В 1980-х в Германии разгорелась яростная дискуссия, вошедшая в историю под именем «спора историков» (Historikerstreit). Начало ей положил историк и философ Эрнст Нольте, который объяснял, что практики государственного террора, такие как концлагеря, появились в СССР раньше, чем в Германии. Германские социалисты знали о них, например о Соловецком лагере, задолго до прихода к власти нацистов, так что в этом отношении СССР мог оказать прямое влияние на нацистскую Германию. В ответ философ Юрген Хабермас выступил против неприемлемой «историзации Холокоста», целью которой, по его мнению, было снять бремя исторической вины. Последующая дискуссия показала, насколько сильны самоограничения, которые мешают сравнивать два режима, и особенно их лагеря. Даже в 1998 году французский историк Франсуа Фюре с сожалением писал, что этот предмет «табуирован»[413]
.В России Василию Гроссману в «Жизни и судьбе» удалось задолго до Арендт и Нольте проанализировать сходства, различия и формы взаимодействия двух враждебных режимов. Написанный в 1950-х, но прочитанный в России только в 1990-х, роман Гроссмана смог оказать влияние лишь на постсоветское воображение. После распада СССР бывший член Политбюро ЦК КПСС Александр Яковлев описывал советский режим с помощью параллелей с нацистской Германией: «Это был полноценный фашизм российского типа. Трагедия в том, что мы в нем не покаялись». Яковлев был главой Президентской комиссии по реабилитации жертв политических репрессий и хорошо знал, что «реабилитация» отнюдь не являлась синонимом покаяния. Один из основателей общества «Мемориал» Вениамин Иофе писал, что «хаос в исторических, политических и моральных оценках» советского прошлого был «дымовой завесой», которая маскировала основную проблему – необходимость оценить советский период российской истории «в столь же бесспорных формах, какие были найдены в отношении национал-социализма»[414]
. Иофе желал, чтобы в постсоветской России появился столь же ясный взгляд на трагическое прошлое страны, как и в Германии после Второй мировой.В последнее десятилетие историки вернулись к вопросу о взаимовлияниях нацистской Германии и СССР. Действительно, их институты и практики террора взаимодействовали задолго до того, как был подписан пакт Молотова—Риббентропа. В ключевые исторические моменты оба режима выборочно подражали друг другу, и это взаимоподражание продолжалось даже на пике конфронтации между ними. Историю самых кровавых земель и событий ХХ века можно представить как цепь имитаций и конфронтаций, – мимесис, который можно найти в самом сердце соперничества[415]

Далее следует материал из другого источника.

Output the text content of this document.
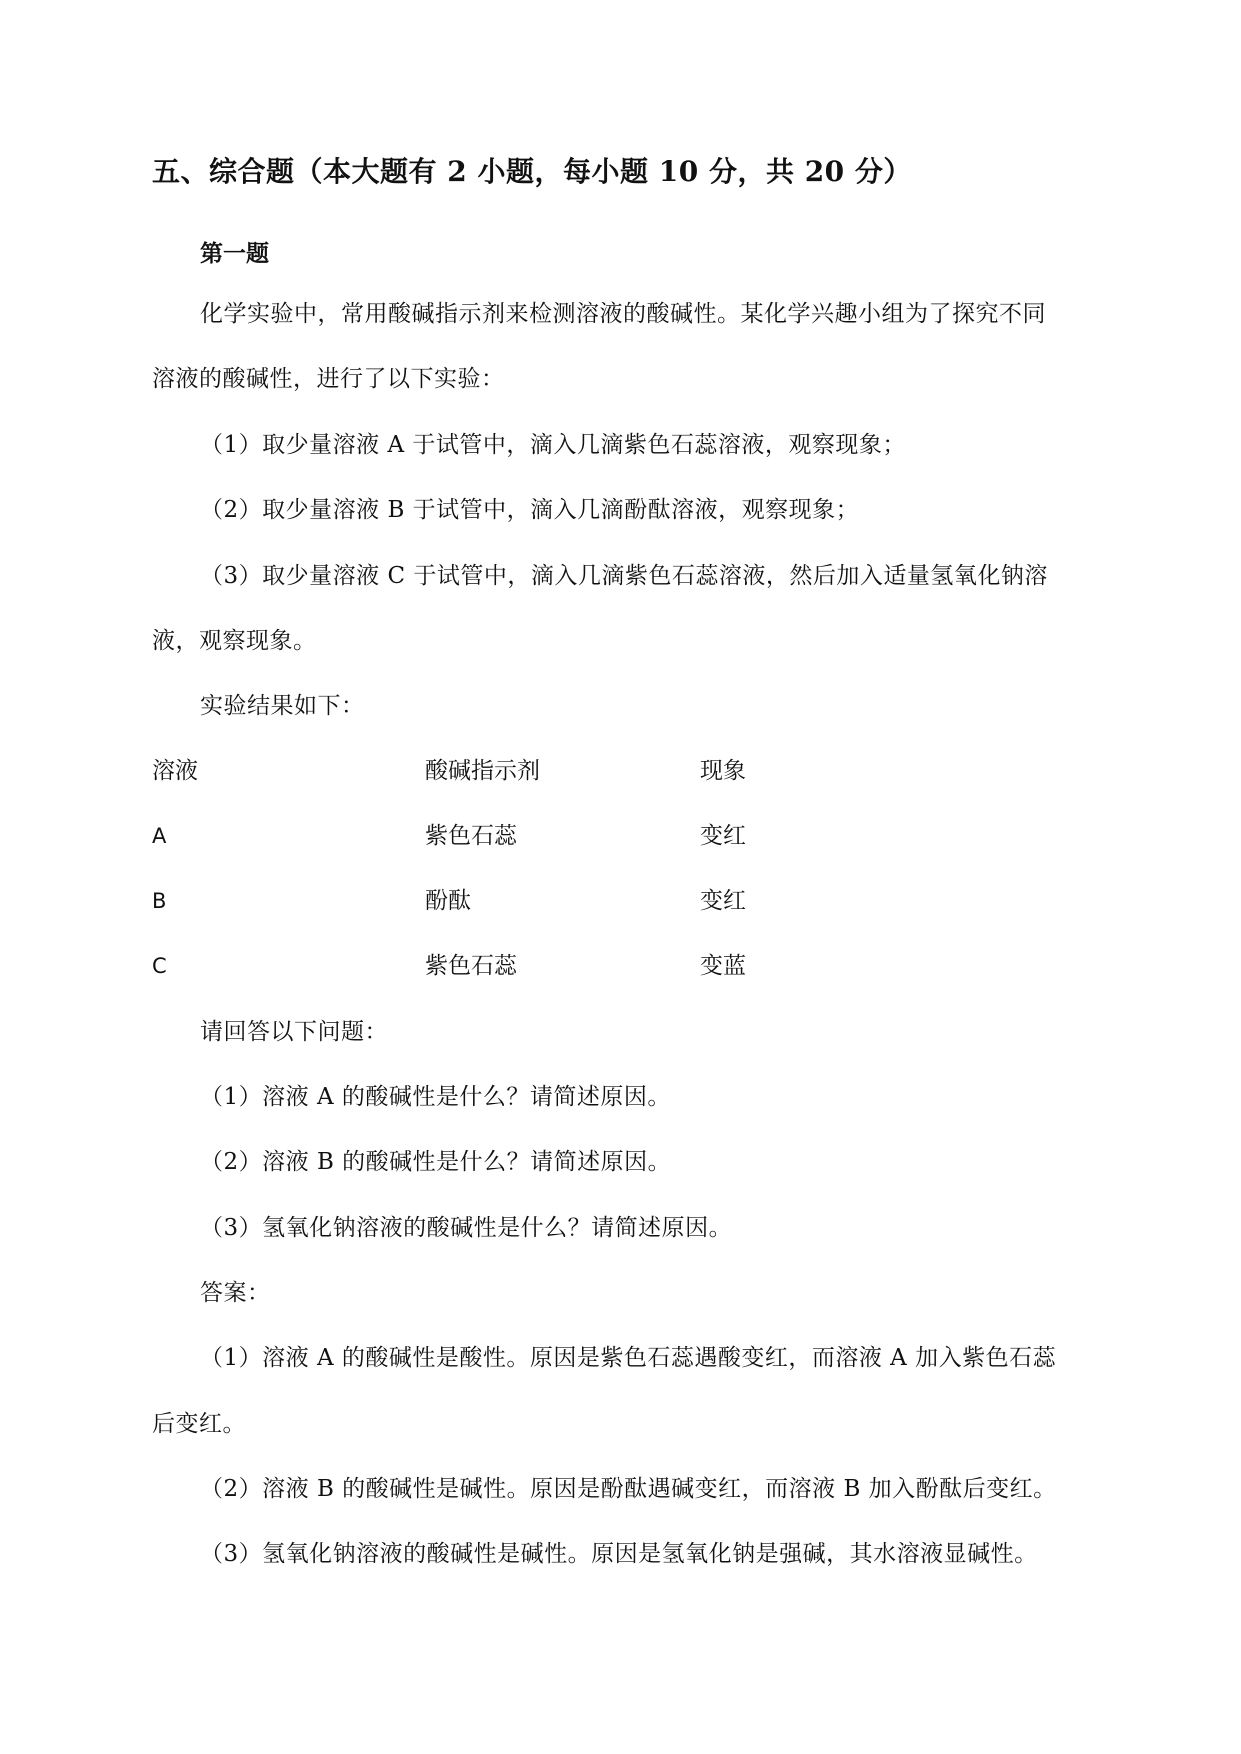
五、综合题（本大题有 2 小题，每小题 10 分，共 20 分）
第一题
化学实验中，常用酸碱指示剂来检测溶液的酸碱性。某化学兴趣小组为了探究不同
溶液的酸碱性，进行了以下实验：
（1）取少量溶液 A 于试管中，滴入几滴紫色石蕊溶液，观察现象；
（2）取少量溶液 B 于试管中，滴入几滴酚酞溶液，观察现象；
（3）取少量溶液 C 于试管中，滴入几滴紫色石蕊溶液，然后加入适量氢氧化钠溶
液，观察现象。
实验结果如下：
溶液	酸碱指示剂	现象
A	紫色石蕊	变红
B	酚酞	变红
C	紫色石蕊	变蓝
请回答以下问题：
（1）溶液 A 的酸碱性是什么？请简述原因。
（2）溶液 B 的酸碱性是什么？请简述原因。
（3）氢氧化钠溶液的酸碱性是什么？请简述原因。
答案：
（1）溶液 A 的酸碱性是酸性。原因是紫色石蕊遇酸变红，而溶液 A 加入紫色石蕊
后变红。
（2）溶液 B 的酸碱性是碱性。原因是酚酞遇碱变红，而溶液 B 加入酚酞后变红。
（3）氢氧化钠溶液的酸碱性是碱性。原因是氢氧化钠是强碱，其水溶液显碱性。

. В новейшей историографии хроника этих взаимовлияний – торговли, имитаций, обманов, разочарований, конфликтов и нового витка имитаций – отодвинула на второй план устаревший поиск сходств и различий между двумя формами тоталитаризма.Сравнивая немецкую память о национал-социализме и российскую память о советском социализме, нужно принять во внимание ряд важных факторов. Во-первых, коммунистический режим в России просуществовал гораздо дольше, чем нацистский – в Германии. Наверное, исправление причиненного им вреда тоже должно занять больше времени. Далее, после падения советского режима в России прошло меньше времени, чем после краха нацистского государства в Германии. Поскольку советский режим продержался семьдесят лет, включая по крайней мере тридцать лет террора, анализ по поколениям здесь менее уместен, чем в отношении переживших Холокост и их потомков. В постсталинской России открытые исторические дискуссии были прерваны после краткого периода хрущевской «оттепели», а потом возобновились лишь в середине 1980-х; свои перерывы в «способности скорбеть» были и в послевоенной Германии, и все же историческое время здесь работало свободнее и быстрее. Во-вторых, жертвы советского режима были намного более несходны между собой, чем жертвы нацистского режима. Их потомки сильнее рассеяны по миру. Их интересы также несходны, что порождает многочисленные конфликты памяти на постсоветском пространстве. В-третьих, послевоенная трансформация Германии была навязана в итоге военного поражения и иностранной оккупации, а постсоветская трансформация России была сознательным актом политического выбора. В постсталинской России не было оккупационной власти; она сама управляла собой, оставаясь суверенным государством. В сравнении с планом Маршалла международная помощь странам бывшего СССР была очень непоследовательной. И наконец, в субъективном опыте жертв обоих режимов и их потомков есть существенные различия.